Puisque j’ai parlé de Rossini, que j’ai eu l’honneur de fréquenter très intimement dans les dernières années de sa vie, je veux vous conter deux petites historiettes qui n’ont rien à voir avec le Conservatoire, ni même avec la musique ; cela nous changera un peu.


Une des choses que Rossini appréciait en moi, c’est que j’avais à Bordeaux un ami qui saisissait toutes les occasions possibles de m’envoyer de ces excellentes sardines qu’on ne pêche que dans le golfe de Gascogne, et qu’on appelle des royans.

A présent, on en trouve chez tous les marchands de comestibles, mais en ce temps lointain où les moyens de transport de la marée étaient moins rapides, moins perfectionnés, c’était une véritable rareté de pouvoir se procurer à Paris des royans frais, et il est indispensable qu’ils soient rigoureusement frais, car la seule vraie manière de les manger, que le fin gourmet n’ignorait pas, c’est de les manger entièrement crus.

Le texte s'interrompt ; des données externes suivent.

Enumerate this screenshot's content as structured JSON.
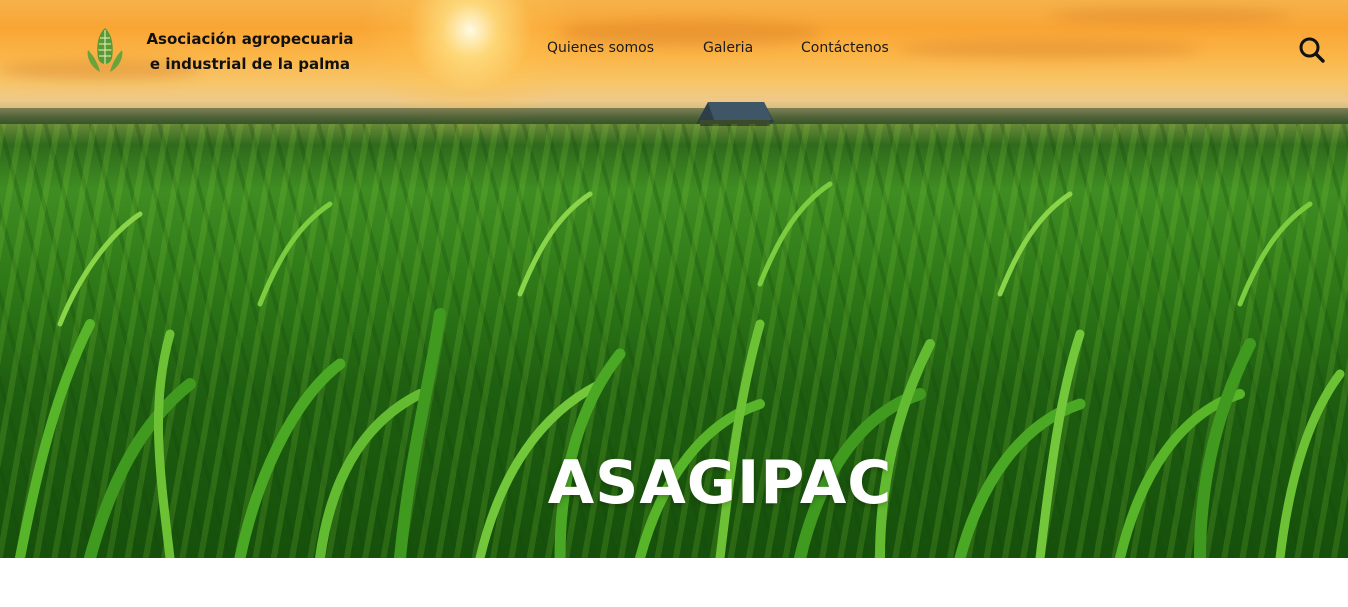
{
  "header": {
    "logo_icon": "corn-cob-icon",
    "brand_line1": "Asociación agropecuaria",
    "brand_line2": "e industrial de la palma",
    "nav": [
      {
        "label": "Quienes somos"
      },
      {
        "label": "Galeria"
      },
      {
        "label": "Contáctenos"
      }
    ],
    "search_icon": "search-icon"
  },
  "hero": {
    "title": "ASAGIPAC",
    "background": "corn-field-at-sunset"
  },
  "colors": {
    "sky_orange": "#f9a534",
    "field_green": "#2f7a18",
    "logo_green": "#6aa33a",
    "text_dark": "#111111",
    "title_white": "#ffffff"
  }
}
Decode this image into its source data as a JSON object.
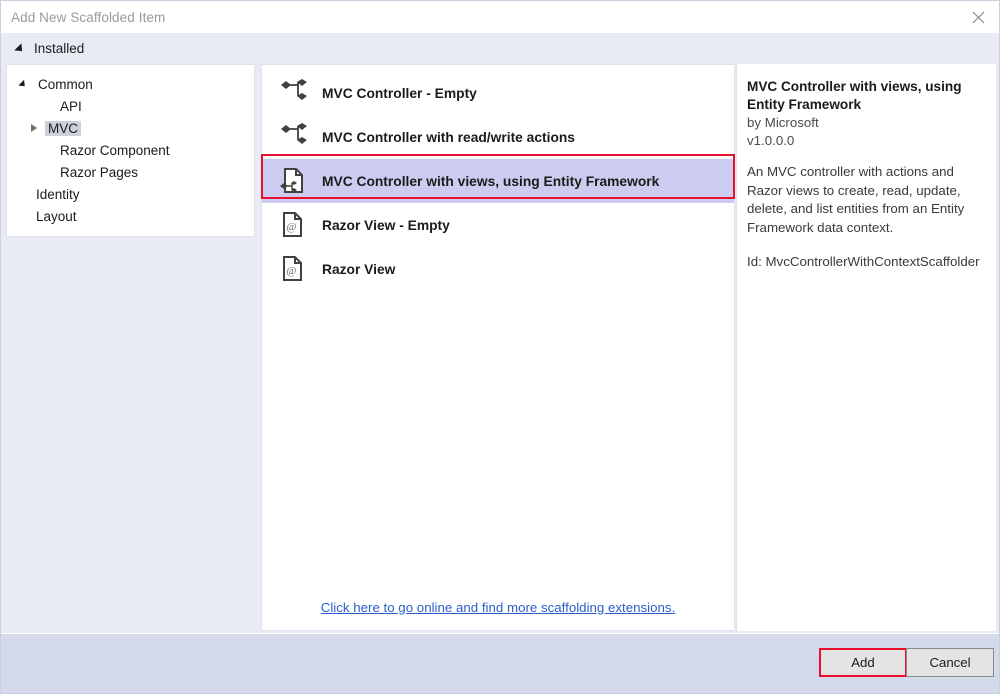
{
  "window": {
    "title": "Add New Scaffolded Item",
    "close_icon": "close-icon"
  },
  "installed": {
    "label": "Installed",
    "expand_icon": "triangle-down-icon"
  },
  "tree": {
    "items": [
      {
        "label": "Common",
        "level": 0,
        "arrow": "open",
        "selected": false
      },
      {
        "label": "API",
        "level": 1,
        "arrow": "none",
        "selected": false
      },
      {
        "label": "MVC",
        "level": 1,
        "arrow": "closed",
        "selected": true
      },
      {
        "label": "Razor Component",
        "level": 1,
        "arrow": "none",
        "selected": false
      },
      {
        "label": "Razor Pages",
        "level": 1,
        "arrow": "none",
        "selected": false
      },
      {
        "label": "Identity",
        "level": 0,
        "arrow": "none",
        "selected": false
      },
      {
        "label": "Layout",
        "level": 0,
        "arrow": "none",
        "selected": false
      }
    ]
  },
  "list": {
    "items": [
      {
        "label": "MVC Controller - Empty",
        "icon": "controller-node-icon",
        "selected": false
      },
      {
        "label": "MVC Controller with read/write actions",
        "icon": "controller-node-icon",
        "selected": false
      },
      {
        "label": "MVC Controller with views, using Entity Framework",
        "icon": "controller-document-node-icon",
        "selected": true
      },
      {
        "label": "Razor View - Empty",
        "icon": "razor-view-document-icon",
        "selected": false
      },
      {
        "label": "Razor View",
        "icon": "razor-view-document-icon",
        "selected": false
      }
    ],
    "more_link": "Click here to go online and find more scaffolding extensions."
  },
  "detail": {
    "title": "MVC Controller with views, using Entity Framework",
    "author": "by Microsoft",
    "version": "v1.0.0.0",
    "description": "An MVC controller with actions and Razor views to create, read, update, delete, and list entities from an Entity Framework data context.",
    "id": "Id: MvcControllerWithContextScaffolder"
  },
  "footer": {
    "add_label": "Add",
    "cancel_label": "Cancel"
  },
  "colors": {
    "dialog_bg": "#e8ebf4",
    "footer_bg": "#d4daea",
    "selection_highlight": "#ccccf0",
    "annotation_red": "#e8112d",
    "link_blue": "#2a60c8",
    "tree_selection": "#cdd0da"
  }
}
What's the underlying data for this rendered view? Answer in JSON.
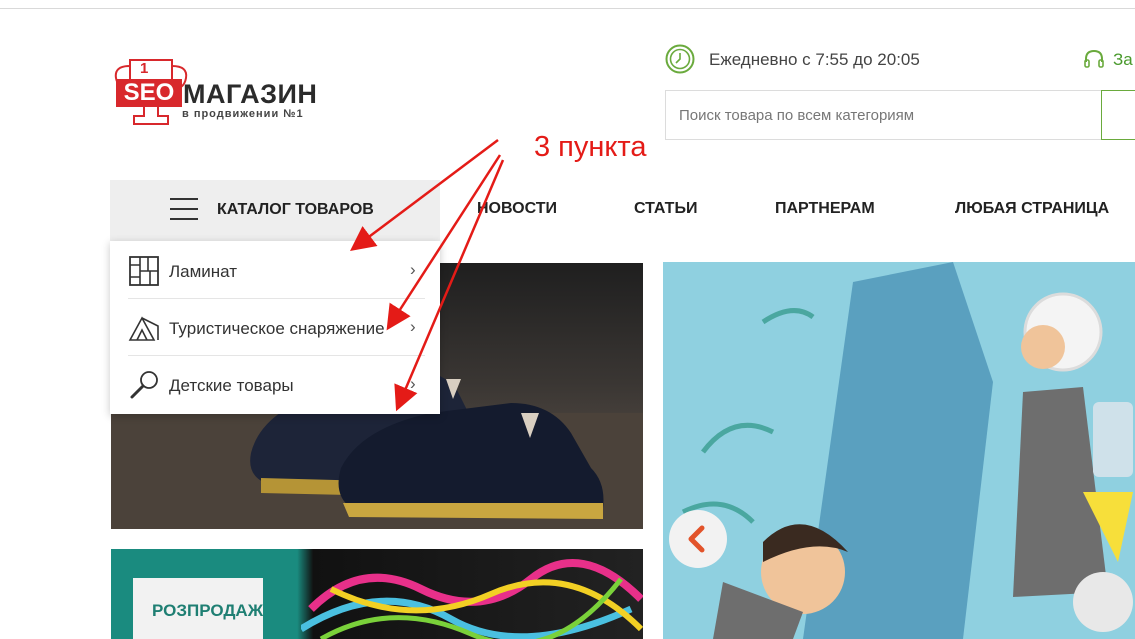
{
  "logo": {
    "seo": "SEO",
    "shop": "МАГАЗИН",
    "tagline": "в продвижении №1",
    "cup_number": "1"
  },
  "header": {
    "schedule": "Ежедневно с 7:55 до 20:05",
    "phone_partial": "За"
  },
  "search": {
    "placeholder": "Поиск товара по всем категориям"
  },
  "catalog": {
    "label": "КАТАЛОГ ТОВАРОВ",
    "items": [
      {
        "label": "Ламинат",
        "icon": "laminate-icon"
      },
      {
        "label": "Туристическое снаряжение",
        "icon": "tent-icon"
      },
      {
        "label": "Детские товары",
        "icon": "rattle-icon"
      }
    ]
  },
  "nav": {
    "items": [
      "НОВОСТИ",
      "СТАТЬИ",
      "ПАРТНЕРАМ",
      "ЛЮБАЯ СТРАНИЦА"
    ]
  },
  "banners": {
    "sale_label": "РОЗПРОДАЖ"
  },
  "annotation": {
    "text": "3 пункта",
    "color": "#e41b17"
  },
  "colors": {
    "brand_red": "#d8282c",
    "accent_green": "#6aaa3d",
    "annotation_red": "#e41b17"
  }
}
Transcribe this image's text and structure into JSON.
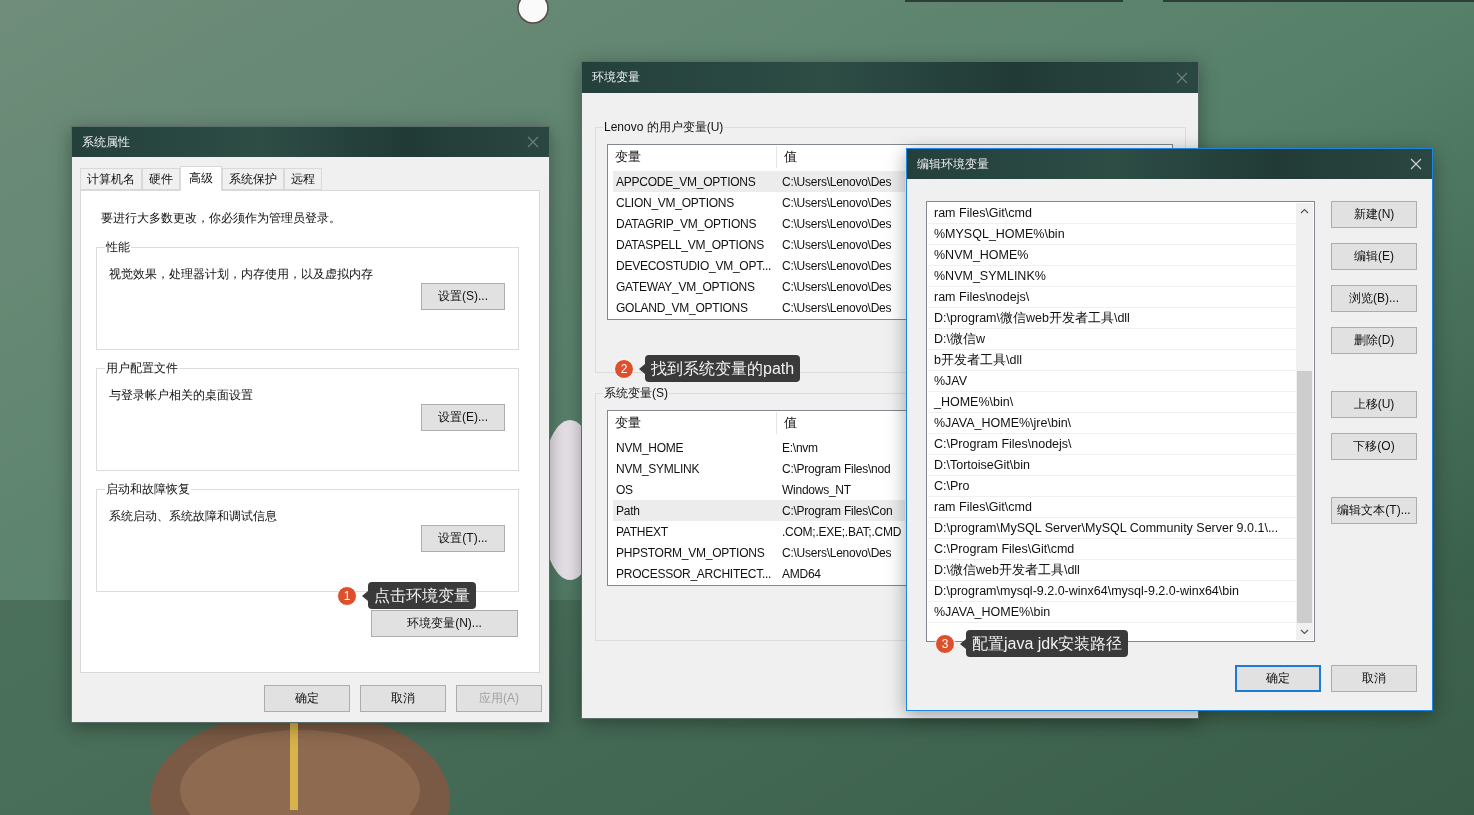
{
  "system_properties": {
    "title": "系统属性",
    "tabs": [
      {
        "label": "计算机名",
        "selected": false
      },
      {
        "label": "硬件",
        "selected": false
      },
      {
        "label": "高级",
        "selected": true
      },
      {
        "label": "系统保护",
        "selected": false
      },
      {
        "label": "远程",
        "selected": false
      }
    ],
    "notice": "要进行大多数更改，你必须作为管理员登录。",
    "groups": [
      {
        "title": "性能",
        "description": "视觉效果，处理器计划，内存使用，以及虚拟内存",
        "button": "设置(S)..."
      },
      {
        "title": "用户配置文件",
        "description": "与登录帐户相关的桌面设置",
        "button": "设置(E)..."
      },
      {
        "title": "启动和故障恢复",
        "description": "系统启动、系统故障和调试信息",
        "button": "设置(T)..."
      }
    ],
    "env_button": "环境变量(N)...",
    "buttons": [
      {
        "label": "确定",
        "disabled": false
      },
      {
        "label": "取消",
        "disabled": false
      },
      {
        "label": "应用(A)",
        "disabled": true
      }
    ]
  },
  "environment_variables": {
    "title": "环境变量",
    "sections": [
      {
        "title": "Lenovo 的用户变量(U)",
        "columns": [
          "变量",
          "值"
        ],
        "rows": [
          {
            "name": "APPCODE_VM_OPTIONS",
            "value": "C:\\Users\\Lenovo\\Des",
            "selected": true
          },
          {
            "name": "CLION_VM_OPTIONS",
            "value": "C:\\Users\\Lenovo\\Des",
            "selected": false
          },
          {
            "name": "DATAGRIP_VM_OPTIONS",
            "value": "C:\\Users\\Lenovo\\Des",
            "selected": false
          },
          {
            "name": "DATASPELL_VM_OPTIONS",
            "value": "C:\\Users\\Lenovo\\Des",
            "selected": false
          },
          {
            "name": "DEVECOSTUDIO_VM_OPT...",
            "value": "C:\\Users\\Lenovo\\Des",
            "selected": false
          },
          {
            "name": "GATEWAY_VM_OPTIONS",
            "value": "C:\\Users\\Lenovo\\Des",
            "selected": false
          },
          {
            "name": "GOLAND_VM_OPTIONS",
            "value": "C:\\Users\\Lenovo\\Des",
            "selected": false
          }
        ]
      },
      {
        "title": "系统变量(S)",
        "columns": [
          "变量",
          "值"
        ],
        "rows": [
          {
            "name": "NVM_HOME",
            "value": "E:\\nvm",
            "selected": false
          },
          {
            "name": "NVM_SYMLINK",
            "value": "C:\\Program Files\\nod",
            "selected": false
          },
          {
            "name": "OS",
            "value": "Windows_NT",
            "selected": false
          },
          {
            "name": "Path",
            "value": "C:\\Program Files\\Con",
            "selected": true
          },
          {
            "name": "PATHEXT",
            "value": ".COM;.EXE;.BAT;.CMD",
            "selected": false
          },
          {
            "name": "PHPSTORM_VM_OPTIONS",
            "value": "C:\\Users\\Lenovo\\Des",
            "selected": false
          },
          {
            "name": "PROCESSOR_ARCHITECT...",
            "value": "AMD64",
            "selected": false
          }
        ]
      }
    ]
  },
  "edit_environment_variable": {
    "title": "编辑环境变量",
    "entries": [
      "ram Files\\Git\\cmd",
      "%MYSQL_HOME%\\bin",
      "%NVM_HOME%",
      "%NVM_SYMLINK%",
      "ram Files\\nodejs\\",
      "D:\\program\\微信web开发者工具\\dll",
      "D:\\微信w",
      "b开发者工具\\dll",
      "%JAV",
      "_HOME%\\bin\\",
      "%JAVA_HOME%\\jre\\bin\\",
      "C:\\Program Files\\nodejs\\",
      "D:\\TortoiseGit\\bin",
      "C:\\Pro",
      "ram Files\\Git\\cmd",
      "D:\\program\\MySQL Server\\MySQL Community Server 9.0.1\\...",
      "C:\\Program Files\\Git\\cmd",
      "D:\\微信web开发者工具\\dll",
      "D:\\program\\mysql-9.2.0-winx64\\mysql-9.2.0-winx64\\bin",
      "%JAVA_HOME%\\bin"
    ],
    "side_buttons": [
      "新建(N)",
      "编辑(E)",
      "浏览(B)...",
      "删除(D)",
      "上移(U)",
      "下移(O)",
      "编辑文本(T)..."
    ],
    "buttons": [
      {
        "label": "确定",
        "default": true
      },
      {
        "label": "取消",
        "default": false
      }
    ]
  },
  "annotations": [
    {
      "number": "1",
      "text": "点击环境变量"
    },
    {
      "number": "2",
      "text": "找到系统变量的path"
    },
    {
      "number": "3",
      "text": "配置java jdk安装路径"
    }
  ]
}
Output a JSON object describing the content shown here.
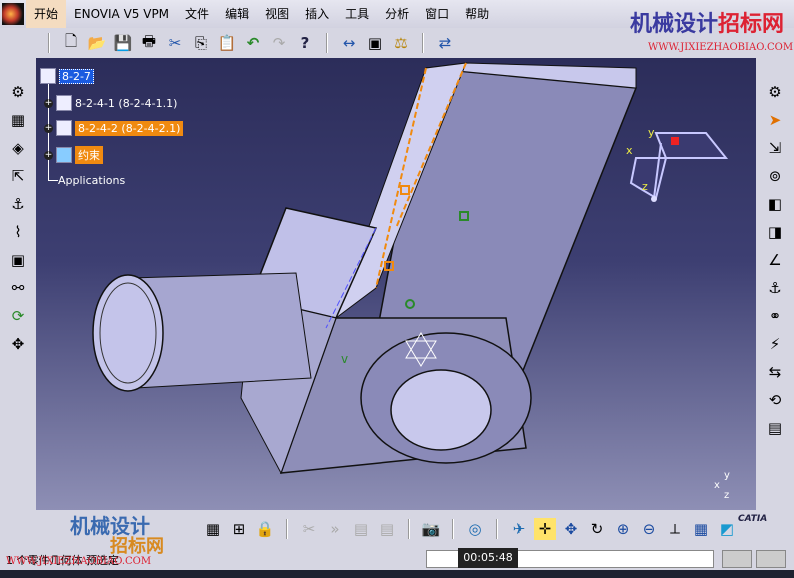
{
  "menubar": {
    "items": [
      "开始",
      "ENOVIA V5 VPM",
      "文件",
      "编辑",
      "视图",
      "插入",
      "工具",
      "分析",
      "窗口",
      "帮助"
    ]
  },
  "toolbar": {
    "icons": [
      "new-icon",
      "open-icon",
      "save-icon",
      "print-icon",
      "cut-icon",
      "copy-icon",
      "paste-icon",
      "undo-icon",
      "redo-icon",
      "whats-this-icon",
      "measure-icon",
      "inertia-icon",
      "weight-icon",
      "catalog-icon"
    ],
    "glyphs": [
      "🗋",
      "📂",
      "💾",
      "🖶",
      "✂",
      "⎘",
      "📋",
      "↶",
      "↷",
      "?",
      "↔",
      "▣",
      "⚖",
      "⇄"
    ]
  },
  "tree": {
    "root": "8-2-7",
    "children": [
      {
        "label": "8-2-4-1 (8-2-4-1.1)",
        "state": "normal"
      },
      {
        "label": "8-2-4-2 (8-2-4-2.1)",
        "state": "highlighted"
      },
      {
        "label": "约束",
        "state": "highlighted"
      }
    ],
    "applications": "Applications"
  },
  "compass": {
    "x": "x",
    "y": "y",
    "z": "z"
  },
  "axis": {
    "x": "x",
    "y": "y",
    "z": "z"
  },
  "status": {
    "message": "1 个零件几何体 预选定",
    "timer": "00:05:48",
    "command_input": ""
  },
  "watermark": {
    "title_blue": "机械设计",
    "title_red": "招标网",
    "url": "WWW.JIXIEZHAOBIAO.COM",
    "bottom_blue": "机械设计",
    "bottom_orange": "招标网",
    "bottom_url": "WWW.JIXIEZHAOBIAO.COM"
  },
  "brand": {
    "catia": "CATIA"
  },
  "colors": {
    "highlight": "#f08a10",
    "selection": "#1a5be0",
    "part": "#b4b4dc"
  }
}
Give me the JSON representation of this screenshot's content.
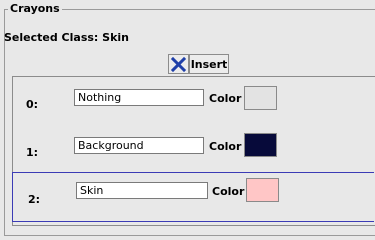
{
  "group": {
    "title": "Crayons"
  },
  "selected_class": "Selected Class: Skin",
  "toolbar": {
    "delete_icon": "close-x-icon",
    "insert_label": "Insert",
    "icon_color": "#1f3fa8"
  },
  "crayons": [
    {
      "index": "0:",
      "name": "Nothing",
      "color_label": "Color",
      "swatch_color": "#e3e3e3"
    },
    {
      "index": "1:",
      "name": "Background",
      "color_label": "Color",
      "swatch_color": "#070a3a"
    },
    {
      "index": "2:",
      "name": "Skin",
      "color_label": "Color",
      "swatch_color": "#ffc6c6"
    }
  ],
  "selected_row_color": "#3b3bb5"
}
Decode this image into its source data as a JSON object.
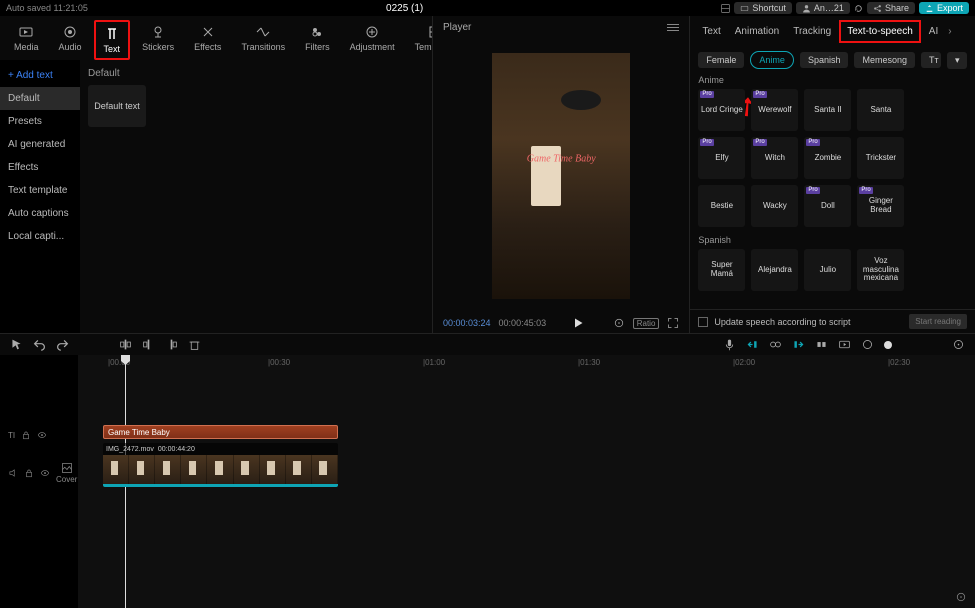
{
  "topbar": {
    "autosave": "Auto saved  11:21:05",
    "title": "0225 (1)",
    "shortcut": "Shortcut",
    "account": "An…21",
    "share": "Share",
    "export": "Export"
  },
  "library": {
    "tabs": [
      "Media",
      "Audio",
      "Text",
      "Stickers",
      "Effects",
      "Transitions",
      "Filters",
      "Adjustment",
      "Templates"
    ],
    "active_tab": 2,
    "side": {
      "add": "Add text",
      "items": [
        "Default",
        "Presets",
        "AI generated",
        "Effects",
        "Text template",
        "Auto captions",
        "Local capti..."
      ],
      "selected": 0
    },
    "heading": "Default",
    "thumb": "Default text"
  },
  "player": {
    "title": "Player",
    "overlay_text": "Game Time Baby",
    "current": "00:00:03:24",
    "duration": "00:00:45:03",
    "ratio": "Ratio"
  },
  "inspector": {
    "tabs": [
      "Text",
      "Animation",
      "Tracking",
      "Text-to-speech",
      "AI"
    ],
    "active_tab": 3,
    "filters": [
      "Female",
      "Anime",
      "Spanish",
      "Memesong"
    ],
    "active_filter": 1,
    "sections": [
      {
        "title": "Anime",
        "voices": [
          {
            "n": "Lord Cringe",
            "p": true
          },
          {
            "n": "Werewolf",
            "p": true
          },
          {
            "n": "Santa II",
            "p": false
          },
          {
            "n": "Santa",
            "p": false
          },
          {
            "n": "Elfy",
            "p": true
          },
          {
            "n": "Witch",
            "p": true
          },
          {
            "n": "Zombie",
            "p": true
          },
          {
            "n": "Trickster",
            "p": false
          },
          {
            "n": "Bestie",
            "p": false
          },
          {
            "n": "Wacky",
            "p": false
          },
          {
            "n": "Doll",
            "p": true
          },
          {
            "n": "Ginger Bread",
            "p": true
          }
        ]
      },
      {
        "title": "Spanish",
        "voices": [
          {
            "n": "Super Mamá",
            "p": false
          },
          {
            "n": "Alejandra",
            "p": false
          },
          {
            "n": "Julio",
            "p": false
          },
          {
            "n": "Voz masculina mexicana",
            "p": false
          }
        ]
      }
    ],
    "update_label": "Update speech according to script",
    "start_btn": "Start reading"
  },
  "timeline": {
    "marks": [
      "|00.00",
      "|00:30",
      "|01:00",
      "|01:30",
      "|02:00",
      "|02:30"
    ],
    "text_clip": "Game Time Baby",
    "video_name": "IMG_2472.mov",
    "video_dur": "00:00:44:20",
    "cover": "Cover"
  }
}
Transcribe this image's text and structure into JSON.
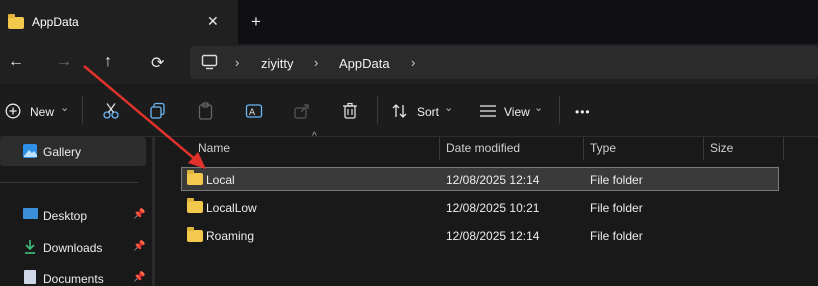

Pour qu’ils m’arrivassent dans cet état de fraîcheur, extraordinaire alors, il fallait que le voyageur qui consentait à s’en charger prît le panier qui les contenait avec lui, dans son compartiment, et que plusieurs fois pendant le trajet il eût la constance de renouveler la provision de glace. C’était un vrai dévouement.